その言葉に俺が安堵した時、末永が頭を抱えながら膝をついた。



「な、なぜだ? どうしてこの僕の書があんなメタボリック書道に負けるんだ? こんな、こんな事があって良いのか?」

あまりの悲愴な顔に俺は申し訳ない気持ちになった。

ちゃんとした書道をやっている人に、俺のような素人が勝つなんて、ちょっと申し訳ない気がした。
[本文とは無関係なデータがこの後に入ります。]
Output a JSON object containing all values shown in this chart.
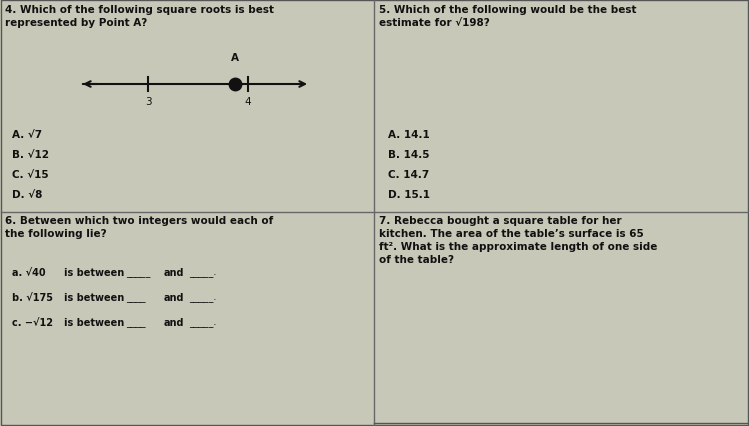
{
  "bg_color": "#c8c8b8",
  "text_color": "#111111",
  "border_color": "#666666",
  "fs": 7.5,
  "fs_small": 7.0,
  "q4_line1": "4. Which of the following square roots is best",
  "q4_line2": "represented by Point A?",
  "q5_line1": "5. Which of the following would be the best",
  "q5_line2": "estimate for √198?",
  "q4_options": [
    "A. √7",
    "B. √12",
    "C. √15",
    "D. √8"
  ],
  "q5_options": [
    "A. 14.1",
    "B. 14.5",
    "C. 14.7",
    "D. 15.1"
  ],
  "q6_line1": "6. Between which two integers would each of",
  "q6_line2": "the following lie?",
  "q6_parts": [
    [
      "a. √40",
      "is between",
      "_____",
      "and",
      "_____."
    ],
    [
      "b. √175",
      "is between",
      "____",
      "and",
      "_____."
    ],
    [
      "c. −√12",
      "is between",
      "____",
      "and",
      "_____."
    ]
  ],
  "q7_line1": "7. Rebecca bought a square table for her",
  "q7_line2": "kitchen. The area of the table’s surface is 65",
  "q7_line3": "ft². What is the approximate length of one side",
  "q7_line4": "of the table?"
}
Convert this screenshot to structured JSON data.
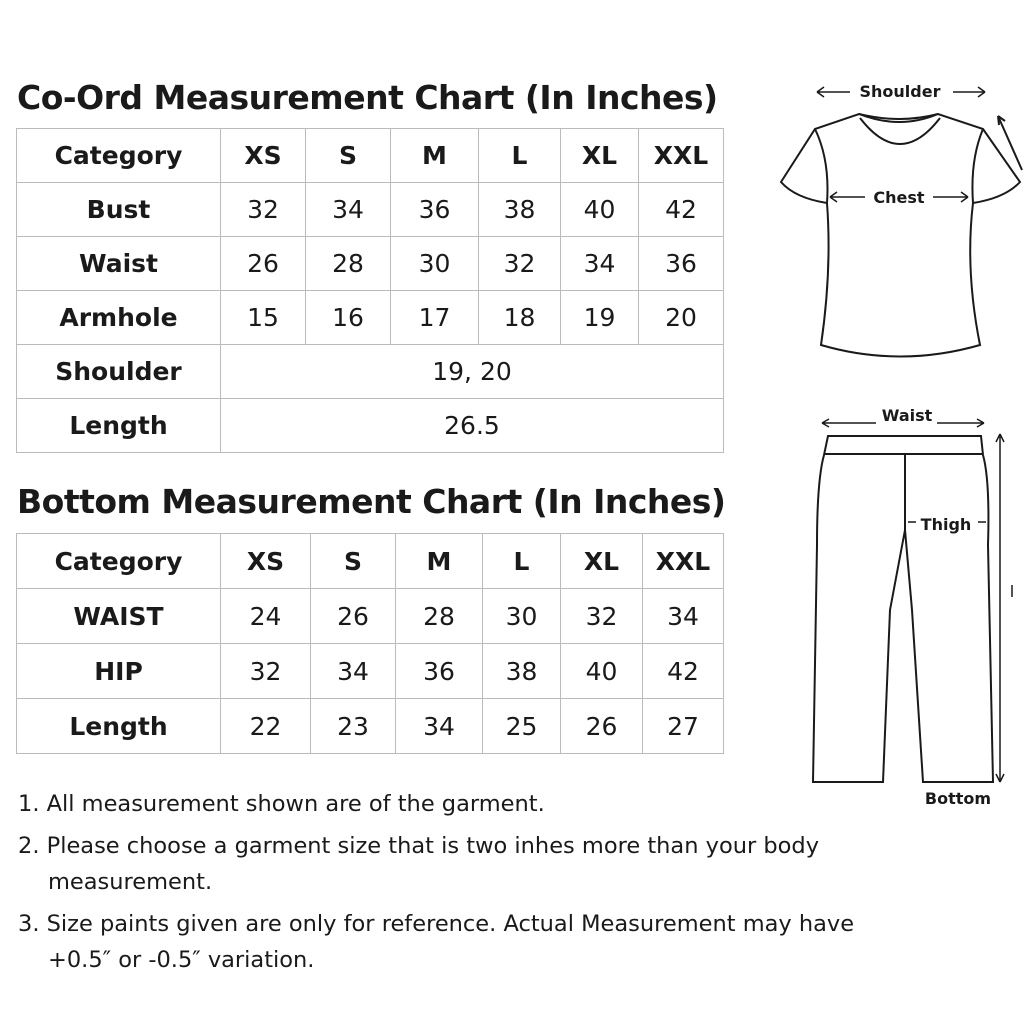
{
  "coord": {
    "title": "Co-Ord Measurement Chart (In Inches)",
    "header": [
      "Category",
      "XS",
      "S",
      "M",
      "L",
      "XL",
      "XXL"
    ],
    "rows": [
      [
        "Bust",
        "32",
        "34",
        "36",
        "38",
        "40",
        "42"
      ],
      [
        "Waist",
        "26",
        "28",
        "30",
        "32",
        "34",
        "36"
      ],
      [
        "Armhole",
        "15",
        "16",
        "17",
        "18",
        "19",
        "20"
      ]
    ],
    "shoulder": {
      "label": "Shoulder",
      "value": "19, 20"
    },
    "length": {
      "label": "Length",
      "value": "26.5"
    }
  },
  "bottom": {
    "title": "Bottom Measurement Chart (In Inches)",
    "header": [
      "Category",
      "XS",
      "S",
      "M",
      "L",
      "XL",
      "XXL"
    ],
    "rows": [
      [
        "WAIST",
        "24",
        "26",
        "28",
        "30",
        "32",
        "34"
      ],
      [
        "HIP",
        "32",
        "34",
        "36",
        "38",
        "40",
        "42"
      ],
      [
        "Length",
        "22",
        "23",
        "34",
        "25",
        "26",
        "27"
      ]
    ]
  },
  "notes": [
    "1. All measurement shown are of the garment.",
    "2. Please choose a garment size that is two inhes more than your body measurement.",
    "3. Size paints given are only for reference. Actual Measurement may have +0.5″ or -0.5″ variation."
  ],
  "diagram": {
    "shoulder": "Shoulder",
    "chest": "Chest",
    "waist": "Waist",
    "thigh": "Thigh",
    "bottom": "Bottom"
  }
}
甲子園で負けてしまった高校球児のように嘆き悲しむ末永に声をかけようとした時、先にリキが口を開いた。



「七瀬の言葉を伝えるよ」

末永が顔を上げた。リキは外見だけなら完璧な容姿の、これまた美しい声で言った。



「七瀬は末永君の書いた美しい文字ほどに、自分は綺麗ではないと言った。桜に例えられたのは嬉しいが、自分はただの人だ。特別な才能など何もない、ただの人間だと。だけど努力する心を忘れたくはない。見栄えが悪くても頑張るそんな人間になりたいと。だから料理は心という文字に惹かれる。自分は何も上手くないが心を込める事は出来る。だからこの文字を選ぶと、そう言っていた」

リキの説明に末永はまた頭を下げた。



「そうか、そういう事ですか。いや、本当に七瀬さんは姿だけではなく、心も美しい。そんな彼女の心を理解していなかった僕は確かに負けですね」

素直な末永の言葉にちょっと胸を打たれた。

「でも、文字の美しさで言ったら、明らかに俺のより末永のが綺麗だよ。だからそんな顔するなよ」

「久世……」

末永は俺を見て呟いた。その時、リキが体育館から出口に向かって歩きながら言った。



「末永君、七瀬はマモルの文字を選んだが、君の文字を見て感動したと言っていたそうだよ。自分もいつかこんな字が書けるようになりたいってさ」

気いた瞬間、末永の表情が輝いた。

「七瀬さんがそんな事を?」

その顔は喜びに満ちている。そしてさっきまでと違い、体中から力が漲ってきているようだった。

末永は立ち上がると笑顔で俺を見た。

「久世、今度また機会があったら僕とバトルしてくれ!」

「え、あ、ああ、まあ」

末永はキリリと眩しい顔に笑みを浮かべた。



「今度はこの筆を剣のように使った、剣術ならぬ筆術で対戦しよう!」

「いや、それ無理!」

あんな重い筆を持って戦えるワケがない。というか、今日もその戦い方をしたら、末永は俺に簡単に勝ってたんじゃないかと思った。

まあ、それはあえて言わない事にしよう。



こうして今日のバトルも、なんとか勝利で終る事が出来たのだった。